- Genre: Christmas, spiritual
- Related: "Tell It on the Mountain" by Peter, Paul and Mary (1963)
- Published: 1909

= Go Tell It on the Mountain (song) =

African-American spiritual song

A recording of an arrangement of "Go Tell It on the Mountain" for congregational singing (2008)

"Go Tell It on the Mountain" is an African-American spiritual song and Christmas carol which was most likely derived from the oral tradition, but was first printed in an early-1900s compilation of African-American folk songs. It has been sung and recorded by many gospel and secular performers.

== Lyrics ==
The song is considered a Christmas carol, as its original lyrics celebrate the Nativity of Jesus:

Go tell it on the mountain, over the hills and everywhere;
go tell it on the mountain, that Jesus Christ is born.

An alternative final line omits the reference to the birth of Christ, instead declaring that "Jesus Christ is Lord".

Due to the oral tradition of the song, "Go Tell It on the Mountain" has also been used as an Easter song, with the refrain taking the variant of:

Go, tell it on the mountain,
Over the hills and everywhere;
Go, tell it on the mountain
That Jesus lives again

== Publication history ==
The earliest known publication of the song is attributed to John Wesley Work, Jr. (1871-1925). Work grew up in Nashville where he garnered a love for music from his father who was a choir director. He earned his Master’s in Latin and went on to teach Latin and ancient Greek. However, his first love continued to be music, and he became the first African-American collector of Negro spirituals. Most African-American spirituals originated in oral tradition, but Work, through his extensive research, was able to compile many songs into the New Jubilee Songs as Sung by the Fisk Jubilee Singers. While many books and websites attribute the New Jubilee Songs to John Wesley Work, Jr. in 1901, some sources argue the origins lie with Frederick Jerome Work in 1902. The earliest printed version of "Go Tell" appeared in Thomas P. Fenner's Religious Songs of the Negro as Sung on the Plantations (new edition, 1909).

== Biblical references ==
"Go Tell It on the Mountain" references the Annunciation to the Shepherds described in the Gospel of Luke, hence the alternate title of "While shepherds kept their watching". The Nativity is also referenced in the final verse of the song:

Down in a lowly manger,
the humble Christ was born,
and God sent us salvation,
that blessed Christmas morn.
Verses: Luke 2:8-20 and Matthew 28:19
— https://hymnary.org/text/while_shepherds_kept_their_watching/compare

==Recording artists==
In 1963, the musical team Peter, Paul and Mary, along with their musical director Milt Okun, adapted and rewrote "Go Tell It on the Mountain" as "Tell It on the Mountain", their lyrics referring specifically to Exodus and using the phrase "Let my people go", but referring implicitly to the civil rights struggle of the early 1960s which is when it was recorded.
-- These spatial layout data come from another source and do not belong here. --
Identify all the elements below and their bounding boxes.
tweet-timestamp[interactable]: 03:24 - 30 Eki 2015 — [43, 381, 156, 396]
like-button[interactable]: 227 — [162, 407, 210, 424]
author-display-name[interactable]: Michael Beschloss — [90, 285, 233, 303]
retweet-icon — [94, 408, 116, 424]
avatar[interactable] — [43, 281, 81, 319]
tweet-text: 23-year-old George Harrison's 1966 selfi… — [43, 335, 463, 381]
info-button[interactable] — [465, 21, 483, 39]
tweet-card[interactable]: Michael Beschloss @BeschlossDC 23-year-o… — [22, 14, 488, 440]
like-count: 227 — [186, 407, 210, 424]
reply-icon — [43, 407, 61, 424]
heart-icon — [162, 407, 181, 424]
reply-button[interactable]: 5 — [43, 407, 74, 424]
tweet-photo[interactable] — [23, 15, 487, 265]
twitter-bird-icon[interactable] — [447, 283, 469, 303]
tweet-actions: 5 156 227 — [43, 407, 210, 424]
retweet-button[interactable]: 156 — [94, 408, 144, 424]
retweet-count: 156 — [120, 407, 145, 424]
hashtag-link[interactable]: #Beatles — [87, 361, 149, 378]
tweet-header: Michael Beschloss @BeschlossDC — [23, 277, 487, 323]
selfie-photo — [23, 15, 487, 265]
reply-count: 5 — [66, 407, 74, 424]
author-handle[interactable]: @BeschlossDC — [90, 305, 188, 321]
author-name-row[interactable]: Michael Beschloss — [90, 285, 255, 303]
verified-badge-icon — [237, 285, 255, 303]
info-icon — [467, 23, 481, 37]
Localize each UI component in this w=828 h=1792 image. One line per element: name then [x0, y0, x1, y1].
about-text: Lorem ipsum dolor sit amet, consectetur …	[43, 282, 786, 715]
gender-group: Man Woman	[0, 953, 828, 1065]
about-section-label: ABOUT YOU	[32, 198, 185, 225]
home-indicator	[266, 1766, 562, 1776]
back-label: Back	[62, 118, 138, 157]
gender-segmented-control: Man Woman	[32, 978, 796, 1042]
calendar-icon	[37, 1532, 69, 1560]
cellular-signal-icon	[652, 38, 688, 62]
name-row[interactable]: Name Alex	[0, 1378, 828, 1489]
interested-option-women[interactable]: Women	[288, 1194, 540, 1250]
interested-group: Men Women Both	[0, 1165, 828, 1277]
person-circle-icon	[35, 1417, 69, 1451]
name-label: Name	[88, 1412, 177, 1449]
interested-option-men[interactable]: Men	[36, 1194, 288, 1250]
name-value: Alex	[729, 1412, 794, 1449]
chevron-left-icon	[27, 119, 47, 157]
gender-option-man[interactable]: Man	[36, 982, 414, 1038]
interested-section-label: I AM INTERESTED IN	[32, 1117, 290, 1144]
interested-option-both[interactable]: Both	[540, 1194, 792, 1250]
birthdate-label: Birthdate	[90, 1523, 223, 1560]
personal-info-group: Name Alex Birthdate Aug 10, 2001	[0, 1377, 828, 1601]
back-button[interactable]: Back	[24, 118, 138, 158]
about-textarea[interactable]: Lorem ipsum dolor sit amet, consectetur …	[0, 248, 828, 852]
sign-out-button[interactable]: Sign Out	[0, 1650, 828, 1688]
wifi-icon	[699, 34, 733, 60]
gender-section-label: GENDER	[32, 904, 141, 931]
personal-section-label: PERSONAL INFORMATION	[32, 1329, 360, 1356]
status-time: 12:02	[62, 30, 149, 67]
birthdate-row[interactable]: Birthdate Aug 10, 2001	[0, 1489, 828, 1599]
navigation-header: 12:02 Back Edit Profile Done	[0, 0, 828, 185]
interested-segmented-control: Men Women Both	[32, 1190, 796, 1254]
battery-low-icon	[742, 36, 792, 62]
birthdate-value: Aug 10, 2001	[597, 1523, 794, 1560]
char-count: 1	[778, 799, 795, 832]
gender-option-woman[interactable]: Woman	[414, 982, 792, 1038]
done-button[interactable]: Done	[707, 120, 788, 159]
This version became a moderately successful single for them (US No. 33 pop, 1964). Cash Box described it as "a rhythmic, updating of the folk oldie with a plaintive message-song motif".

According to religious studies professor and civil rights historian Charles Marsh, it was African-American civil rights leader Fannie Lou Hamer who combined this song with the spiritual "Go Down Moses", taking the last line of the chorus, "let my people go" and substituting it in the chorus of "Go Tell It on the Mountain". Marsh does not document this claim, but notes that Hamer was highly active in civil rights work beginning in the 1950s, and that the use of the Exodus story and the singing of spirituals played a central role in her activities.

In 1964, Simon & Garfunkel released their first studio album, Wednesday Morning, 3 A.M., which contains an arrangement by the duo. In 1964 also, the French singer Marie Laforêt released her French version, Viens sur la montagne, whose lyrics are largely secularized.

The song was a favorite of Jamaican musician, Peter Tosh, who had sung it in church in his youth. According to Bunny Wailer, he and Bob Marley, they first encountered Tosh in 1962 when he was singing this song in the street. Impressed with his voice, they asked him to join their harmony group, which would later be known as Bob Marley & The Wailers. In 1970, The Wailers recorded the song with Tosh on vocals, which was released on The Best Of The Wailers album the following year.

Little Big Town's 2006 non-album single version reached No. 35 on the Hot Country Songs chart.

Popular African-American Contemporary Christian music band Maverick City Music recorded and published their own version of “Go Tell it On the Mountain” in 2021.

American lo-fi and rap/hip-hop musician Forrest Frank released a lo-fi edition of the song, and it was later included on his 2023 studio album New Hymns.